Mark Cummings receives lifetime achievement award from American Psychological Association
This article was written by Carrie Gates and was originally posted on the University of Notre Dame's College of Arts and Letters website.
More than one billion children worldwide are growing up in communities where political violence and armed conflict are part of everyday life.
Mark Cummings, the William J. Shaw Center for Children and Families Professor of Psychology at Notre Dame, wants to understand how that violence affects children’s emotional security and development — and, ultimately, give families the coping skills to improve children’s well-being.
With research projects in Northern Ireland, Colombia, Israel, Croatia, and Iran, to name a few, Cummings sees his international research as a natural extension of his groundbreaking work on emotional security and family relationships.
“I felt that children’s security also relates to broader aspects of the social ecology — including community and culture,” he said. “And I tested this notion in the research I’ve done in Northern Ireland. I found that not only does sectarian conflict affect children’s security about the community, but it also creates more family conflict, which in turn undermines children’s security about the family.”
Cummings recently won the 2017 Urie Bronfenbrenner Award for Lifetime Contribution to Developmental Psychology from the American Psychological Association’s developmental psychology section. The honor recognizes his work in the science of developmental psychology and his efforts to apply it to society.
Director of Notre Dame’s Family Studies Center and co-founder of the William J. Shaw Center for Children and Families, Cummings has published more than 300 articles and a dozen books on children’s emotional security and adjustment. His most recent book, Political Violence, Armed Conflict, and Youth Adjustment, was published in April.

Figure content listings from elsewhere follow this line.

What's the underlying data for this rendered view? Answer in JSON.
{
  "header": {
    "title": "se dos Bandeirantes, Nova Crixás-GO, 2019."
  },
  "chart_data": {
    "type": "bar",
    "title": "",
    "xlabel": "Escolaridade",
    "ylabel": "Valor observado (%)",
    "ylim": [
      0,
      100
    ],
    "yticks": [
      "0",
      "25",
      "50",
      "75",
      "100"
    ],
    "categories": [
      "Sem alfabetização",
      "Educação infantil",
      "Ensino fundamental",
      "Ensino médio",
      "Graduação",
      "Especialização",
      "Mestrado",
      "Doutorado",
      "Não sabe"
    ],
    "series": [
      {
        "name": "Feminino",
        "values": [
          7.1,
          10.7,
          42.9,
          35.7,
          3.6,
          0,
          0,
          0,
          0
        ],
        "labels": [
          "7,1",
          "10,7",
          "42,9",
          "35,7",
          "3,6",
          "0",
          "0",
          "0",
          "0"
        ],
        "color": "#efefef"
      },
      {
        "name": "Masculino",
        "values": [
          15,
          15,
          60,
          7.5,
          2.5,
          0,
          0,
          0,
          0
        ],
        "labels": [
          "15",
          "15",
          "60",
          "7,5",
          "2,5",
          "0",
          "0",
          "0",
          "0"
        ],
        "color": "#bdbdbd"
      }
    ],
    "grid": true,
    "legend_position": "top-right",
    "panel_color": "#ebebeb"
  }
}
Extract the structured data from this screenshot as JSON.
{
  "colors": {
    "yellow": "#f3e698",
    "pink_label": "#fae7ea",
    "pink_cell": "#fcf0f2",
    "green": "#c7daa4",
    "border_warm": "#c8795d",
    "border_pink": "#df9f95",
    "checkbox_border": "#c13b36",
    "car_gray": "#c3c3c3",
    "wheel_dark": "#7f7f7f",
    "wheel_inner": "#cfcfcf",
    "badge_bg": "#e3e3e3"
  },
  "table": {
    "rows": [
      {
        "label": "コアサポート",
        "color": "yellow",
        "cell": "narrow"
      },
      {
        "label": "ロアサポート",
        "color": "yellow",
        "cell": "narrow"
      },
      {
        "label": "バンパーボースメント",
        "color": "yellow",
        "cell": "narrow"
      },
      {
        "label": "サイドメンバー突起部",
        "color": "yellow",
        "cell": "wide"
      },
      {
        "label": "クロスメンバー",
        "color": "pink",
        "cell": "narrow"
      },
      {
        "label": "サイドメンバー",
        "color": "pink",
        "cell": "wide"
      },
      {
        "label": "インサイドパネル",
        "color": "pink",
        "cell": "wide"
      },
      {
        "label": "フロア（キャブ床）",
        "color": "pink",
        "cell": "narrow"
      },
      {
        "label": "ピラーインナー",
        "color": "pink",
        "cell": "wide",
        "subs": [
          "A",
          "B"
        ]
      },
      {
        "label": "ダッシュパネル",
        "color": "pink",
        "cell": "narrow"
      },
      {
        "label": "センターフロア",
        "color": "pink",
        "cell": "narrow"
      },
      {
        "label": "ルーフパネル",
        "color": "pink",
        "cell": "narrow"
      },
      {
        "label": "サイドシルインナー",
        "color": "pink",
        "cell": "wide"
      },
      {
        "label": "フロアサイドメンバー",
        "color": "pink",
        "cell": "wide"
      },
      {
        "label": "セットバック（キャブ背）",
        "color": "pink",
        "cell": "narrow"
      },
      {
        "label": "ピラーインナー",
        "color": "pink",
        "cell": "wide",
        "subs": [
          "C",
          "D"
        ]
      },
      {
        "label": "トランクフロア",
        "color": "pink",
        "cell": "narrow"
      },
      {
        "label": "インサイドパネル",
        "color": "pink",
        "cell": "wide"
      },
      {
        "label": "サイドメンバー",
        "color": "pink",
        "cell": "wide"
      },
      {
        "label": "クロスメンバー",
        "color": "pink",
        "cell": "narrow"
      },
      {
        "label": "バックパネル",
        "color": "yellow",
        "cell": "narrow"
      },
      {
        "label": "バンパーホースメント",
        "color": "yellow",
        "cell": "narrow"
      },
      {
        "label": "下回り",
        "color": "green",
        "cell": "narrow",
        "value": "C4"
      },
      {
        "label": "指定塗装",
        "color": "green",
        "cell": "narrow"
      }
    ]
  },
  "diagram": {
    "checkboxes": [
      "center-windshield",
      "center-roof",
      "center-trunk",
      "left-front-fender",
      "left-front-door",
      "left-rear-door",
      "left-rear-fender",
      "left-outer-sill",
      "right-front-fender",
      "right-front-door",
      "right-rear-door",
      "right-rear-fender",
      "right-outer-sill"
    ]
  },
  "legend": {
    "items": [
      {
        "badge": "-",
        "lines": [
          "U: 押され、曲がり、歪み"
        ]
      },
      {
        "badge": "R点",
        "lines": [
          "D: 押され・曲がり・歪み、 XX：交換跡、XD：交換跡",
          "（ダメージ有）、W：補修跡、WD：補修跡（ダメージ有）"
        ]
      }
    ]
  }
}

He has also received research funding from the National Institutes of Health, the W.T. Grant Foundation, the Administration for Children and Families, and the government of Northern Ireland — including a recent $3 million NIH grant to study parent-infant relationships and a second $3.5 million NIH grant to study families that include children with intellectual and developmental disabilities.
As an undergraduate at Johns Hopkins University, Cummings was a student of psychologist Mary Ainsworth, who helped form the foundation of attachment theory—the concept that a strong emotional bond between mother and child is essential to development.
“I came along right around the time when the theory was being developed and tested initially,” Cummings said. “From the beginning, I felt that the mother-child relationship is very important, but that other relationships would also affect emotional security and be important aspects of a child’s development.”
Over the past 35 years, he has done extensive research to show that inter-parental relationships, father-child relationships, and other family relationships and processes are also related to children’s short-term and long-term adjustment and well-being.
His pioneering work on marital conflict has been particularly influential in the field. Cummings has shown that destructive parental conflict — like yelling and fighting — undermines children’s emotional security about the family, while constructive conflict actually increases it.
In all of his research, Cummings believes it is important to involve his undergraduate and graduate students. Each project includes a team of 10 to 20 students who help with data collection, coding, and working directly with families.
“It’s very satisfying to involve them, and they make many valuable contributions,” he said. “They get hands-on experience with research, with real families in the community. And it provides them with a strong foundation if they go on to graduate school, be it in psychology, social work, or medicine.”
Cummings has also used his research as the basis of a variety of education and intervention programs — through the Shaw Center and internationally — that help families learn to better handle conflict or foster more constructive relationships for the sake of their children.
“We’ve shown significant benefits over time in terms of child adjustment, by teaching parents to handle conflict more constructively,” he said.
“It is exciting to be able to use findings from my years of research to develop strategies to strengthen family relationships — and rewarding to see the programs we develop making a difference in families’ lives.”